Susan Redins says she’s been baking her way through the pandemic, but even low-cost staples are starting to see price inflation.
“We very seldom buy bread, I make it. Muffins, I make it,” she says. “I think last winter, I went through eight 10-kilogram bags of flour.”
Still, there are a few dos and do nots that Ahmed-Haq recommends for Canadians trying to stretch their dollars as far as they can.
She recommends Canadians pick the most economical supermarkets to trim their grocery bills, and if possible, only shop a single day per week, as “extra costs” tend to sneak their way onto the receipt each time you visit the store.

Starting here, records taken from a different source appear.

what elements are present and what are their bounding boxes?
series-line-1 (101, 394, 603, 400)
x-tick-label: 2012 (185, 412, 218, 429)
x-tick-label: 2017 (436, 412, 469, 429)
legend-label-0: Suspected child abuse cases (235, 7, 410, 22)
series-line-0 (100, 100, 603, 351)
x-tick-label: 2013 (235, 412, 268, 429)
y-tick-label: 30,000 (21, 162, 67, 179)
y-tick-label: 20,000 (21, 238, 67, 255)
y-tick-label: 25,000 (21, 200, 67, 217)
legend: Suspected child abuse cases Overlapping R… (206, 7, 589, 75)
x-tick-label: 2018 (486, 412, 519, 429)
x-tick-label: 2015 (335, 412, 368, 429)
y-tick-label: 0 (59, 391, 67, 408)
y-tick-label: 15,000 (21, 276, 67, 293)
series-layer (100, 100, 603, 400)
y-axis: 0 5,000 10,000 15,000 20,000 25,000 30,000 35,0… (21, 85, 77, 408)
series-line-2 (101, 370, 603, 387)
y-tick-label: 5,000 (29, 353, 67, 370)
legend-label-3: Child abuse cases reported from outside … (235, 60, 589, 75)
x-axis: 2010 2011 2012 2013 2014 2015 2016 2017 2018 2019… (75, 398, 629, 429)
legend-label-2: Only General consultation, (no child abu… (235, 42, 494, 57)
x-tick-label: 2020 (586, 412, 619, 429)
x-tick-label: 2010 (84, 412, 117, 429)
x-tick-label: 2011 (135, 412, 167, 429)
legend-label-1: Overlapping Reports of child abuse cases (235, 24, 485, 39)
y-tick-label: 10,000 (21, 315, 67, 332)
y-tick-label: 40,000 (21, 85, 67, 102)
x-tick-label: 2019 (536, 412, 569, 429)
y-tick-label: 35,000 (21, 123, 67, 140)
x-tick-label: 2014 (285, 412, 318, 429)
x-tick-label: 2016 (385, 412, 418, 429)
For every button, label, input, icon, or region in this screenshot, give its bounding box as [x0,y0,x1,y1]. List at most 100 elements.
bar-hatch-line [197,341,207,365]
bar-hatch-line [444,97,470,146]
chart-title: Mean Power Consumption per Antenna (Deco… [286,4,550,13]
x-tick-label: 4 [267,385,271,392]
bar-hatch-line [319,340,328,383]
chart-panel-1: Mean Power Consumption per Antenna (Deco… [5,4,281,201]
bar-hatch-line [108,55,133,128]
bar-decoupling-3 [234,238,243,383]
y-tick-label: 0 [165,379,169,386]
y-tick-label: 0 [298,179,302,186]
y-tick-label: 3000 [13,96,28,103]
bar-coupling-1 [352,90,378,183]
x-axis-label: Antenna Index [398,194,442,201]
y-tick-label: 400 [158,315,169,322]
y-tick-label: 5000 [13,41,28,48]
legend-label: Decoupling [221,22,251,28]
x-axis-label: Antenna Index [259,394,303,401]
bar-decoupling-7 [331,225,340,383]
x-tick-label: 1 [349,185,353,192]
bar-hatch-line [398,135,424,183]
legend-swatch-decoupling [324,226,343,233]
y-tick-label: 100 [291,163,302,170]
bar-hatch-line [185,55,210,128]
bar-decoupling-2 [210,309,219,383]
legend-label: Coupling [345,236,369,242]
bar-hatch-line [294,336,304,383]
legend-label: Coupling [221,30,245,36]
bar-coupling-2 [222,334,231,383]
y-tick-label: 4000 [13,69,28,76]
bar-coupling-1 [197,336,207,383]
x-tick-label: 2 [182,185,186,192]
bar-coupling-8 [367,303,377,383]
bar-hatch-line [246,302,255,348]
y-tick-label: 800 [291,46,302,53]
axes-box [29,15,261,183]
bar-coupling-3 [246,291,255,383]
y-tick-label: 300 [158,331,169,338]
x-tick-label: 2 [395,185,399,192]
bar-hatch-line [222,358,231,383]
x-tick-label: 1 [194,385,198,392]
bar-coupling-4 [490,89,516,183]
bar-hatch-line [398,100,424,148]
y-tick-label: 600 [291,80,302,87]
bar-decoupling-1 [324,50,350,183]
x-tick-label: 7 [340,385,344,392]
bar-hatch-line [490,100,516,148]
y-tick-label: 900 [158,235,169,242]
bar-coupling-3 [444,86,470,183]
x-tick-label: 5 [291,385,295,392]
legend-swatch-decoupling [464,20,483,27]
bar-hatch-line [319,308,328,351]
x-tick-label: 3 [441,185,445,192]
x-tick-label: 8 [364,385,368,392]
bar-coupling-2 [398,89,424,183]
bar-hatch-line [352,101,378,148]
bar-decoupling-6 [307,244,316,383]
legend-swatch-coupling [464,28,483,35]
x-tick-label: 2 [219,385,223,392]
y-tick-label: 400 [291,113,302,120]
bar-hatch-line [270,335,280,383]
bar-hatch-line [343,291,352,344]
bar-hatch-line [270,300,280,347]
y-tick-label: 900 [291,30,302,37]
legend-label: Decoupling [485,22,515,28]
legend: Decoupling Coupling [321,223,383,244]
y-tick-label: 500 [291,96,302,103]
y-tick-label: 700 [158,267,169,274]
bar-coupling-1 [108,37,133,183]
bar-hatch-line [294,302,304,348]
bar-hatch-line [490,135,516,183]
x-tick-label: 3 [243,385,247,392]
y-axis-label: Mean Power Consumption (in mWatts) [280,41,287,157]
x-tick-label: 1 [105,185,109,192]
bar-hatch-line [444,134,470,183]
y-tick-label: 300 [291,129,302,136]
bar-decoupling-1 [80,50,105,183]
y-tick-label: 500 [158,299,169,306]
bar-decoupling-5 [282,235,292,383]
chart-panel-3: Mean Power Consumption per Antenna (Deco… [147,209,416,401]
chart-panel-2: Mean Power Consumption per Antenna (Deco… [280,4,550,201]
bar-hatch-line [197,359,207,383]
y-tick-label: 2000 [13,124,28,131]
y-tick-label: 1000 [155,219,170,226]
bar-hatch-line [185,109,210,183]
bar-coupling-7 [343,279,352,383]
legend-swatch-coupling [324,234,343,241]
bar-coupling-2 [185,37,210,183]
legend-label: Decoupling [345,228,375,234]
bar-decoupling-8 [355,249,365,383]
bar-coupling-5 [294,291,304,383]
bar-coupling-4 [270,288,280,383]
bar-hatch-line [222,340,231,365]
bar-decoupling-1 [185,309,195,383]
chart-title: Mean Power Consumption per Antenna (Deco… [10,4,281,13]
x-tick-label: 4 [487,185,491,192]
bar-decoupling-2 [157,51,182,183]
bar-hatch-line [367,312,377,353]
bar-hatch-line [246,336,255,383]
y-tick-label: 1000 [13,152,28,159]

Meat products have been subject to some of the highest inflation rates in Canada, so Ahmed-Haq recommends families on a budget embrace vegetarian meals as much as possible.
She also recommends downloading food saver apps, which flag discounts on baked or other fresh goods that have been priced down for quick sales.
“This is in addition to apps that you may be using to price match and do other things to save money,” she says.
One of the routes she recommends low-income families avoid is a pay-day loan service.
Instead, seek low-interest loans from your bank if you must take on short-term debt, she suggests. Property owners can also take out an affordable line of credit on their homes.
While families struggling to make ends meet might not benefit right now from paying a financial adviser for advice on investments, there are a number of debt and insolvency counsellors that provide education for Canadians in need at no cost.
“If you are looking for debt relief, there are a lot of free options,” she says.